Scientists are developing a new device which would help 'hack into' world-famous physicist Stephen Hawking's brain and help him communicate more easily.
Professor Hawking, 70, has been working with scientists at Stanford University who are developing the iBrain, a device which picks up brain waves and communicates them via a computer, reports The Telegraph.
The 'A Brief History of Time' author, who has motor neurone disease, lost the power of speech nearly 30 years ago and uses a computer to communicate. However, his worsening condition is making that more and more difficult.
Phillip Low, a professor at Stanford University and inventor of the iBrain, has been working with Professor Hawking and researchers will unveil their latest findings next month.
"We'd like to find a way to bypass his body, pretty much hack his brain," Professor Low told The Telegraph.
"This is very exciting for us because it allows us to have a window into the brain.

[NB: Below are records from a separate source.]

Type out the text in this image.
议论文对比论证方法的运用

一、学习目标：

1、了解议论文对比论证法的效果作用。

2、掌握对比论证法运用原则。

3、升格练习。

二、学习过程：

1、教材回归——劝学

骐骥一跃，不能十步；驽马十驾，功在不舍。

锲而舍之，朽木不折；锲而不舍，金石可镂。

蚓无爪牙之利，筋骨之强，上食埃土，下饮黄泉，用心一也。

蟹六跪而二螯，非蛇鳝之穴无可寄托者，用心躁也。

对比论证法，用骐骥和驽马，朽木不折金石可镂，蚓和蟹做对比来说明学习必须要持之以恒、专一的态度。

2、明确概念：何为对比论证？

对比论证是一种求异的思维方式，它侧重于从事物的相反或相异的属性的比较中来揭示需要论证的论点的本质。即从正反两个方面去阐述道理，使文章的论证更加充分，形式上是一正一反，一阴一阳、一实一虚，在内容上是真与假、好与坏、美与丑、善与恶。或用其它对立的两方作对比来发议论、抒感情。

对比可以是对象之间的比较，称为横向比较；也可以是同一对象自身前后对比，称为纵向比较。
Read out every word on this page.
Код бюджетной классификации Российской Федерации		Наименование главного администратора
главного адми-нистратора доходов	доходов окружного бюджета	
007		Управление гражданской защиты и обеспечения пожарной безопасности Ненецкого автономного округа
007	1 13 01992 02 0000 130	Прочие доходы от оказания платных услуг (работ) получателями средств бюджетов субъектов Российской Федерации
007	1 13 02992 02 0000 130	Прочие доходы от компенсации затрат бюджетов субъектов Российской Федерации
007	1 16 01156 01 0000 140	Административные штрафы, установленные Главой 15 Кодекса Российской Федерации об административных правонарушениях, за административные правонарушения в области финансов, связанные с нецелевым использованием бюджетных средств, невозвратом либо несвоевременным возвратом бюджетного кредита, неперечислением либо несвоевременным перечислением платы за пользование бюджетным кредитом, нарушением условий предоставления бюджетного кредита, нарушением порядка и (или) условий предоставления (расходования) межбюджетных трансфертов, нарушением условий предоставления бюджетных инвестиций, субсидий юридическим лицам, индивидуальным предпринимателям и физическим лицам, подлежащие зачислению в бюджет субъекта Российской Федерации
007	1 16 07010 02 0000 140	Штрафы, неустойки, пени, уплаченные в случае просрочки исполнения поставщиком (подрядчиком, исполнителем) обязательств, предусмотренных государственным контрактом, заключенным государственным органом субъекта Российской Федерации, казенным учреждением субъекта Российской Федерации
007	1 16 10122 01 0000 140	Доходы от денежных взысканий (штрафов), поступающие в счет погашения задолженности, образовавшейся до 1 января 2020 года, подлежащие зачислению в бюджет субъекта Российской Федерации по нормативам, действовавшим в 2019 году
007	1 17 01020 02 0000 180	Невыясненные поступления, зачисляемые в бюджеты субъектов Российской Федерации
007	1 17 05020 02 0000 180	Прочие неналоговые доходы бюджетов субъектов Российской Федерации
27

We're building technology that will allow humanity to have access to the human brain for the first time.
"The emergence of such biomarkers opens the possibility to link intended movements to a library of words and convert them into speech, thus providing motor neurone sufferers with communication tools more dependent on the brain than on the body."
The device, which is smaller than a matchbox, was fitted onto a headband with a series of neurotransmitters inside it. Prof Hawkins was asked to think about scrunching his right hand into a ball and scientists hope the pattern created in the brain can be converted to words and sentences.
It is hoped the iBrain could also be used to treat sleep disorders and even quickly diagnose autism.
"This is the first step to personalized medicine," Prof. Low added.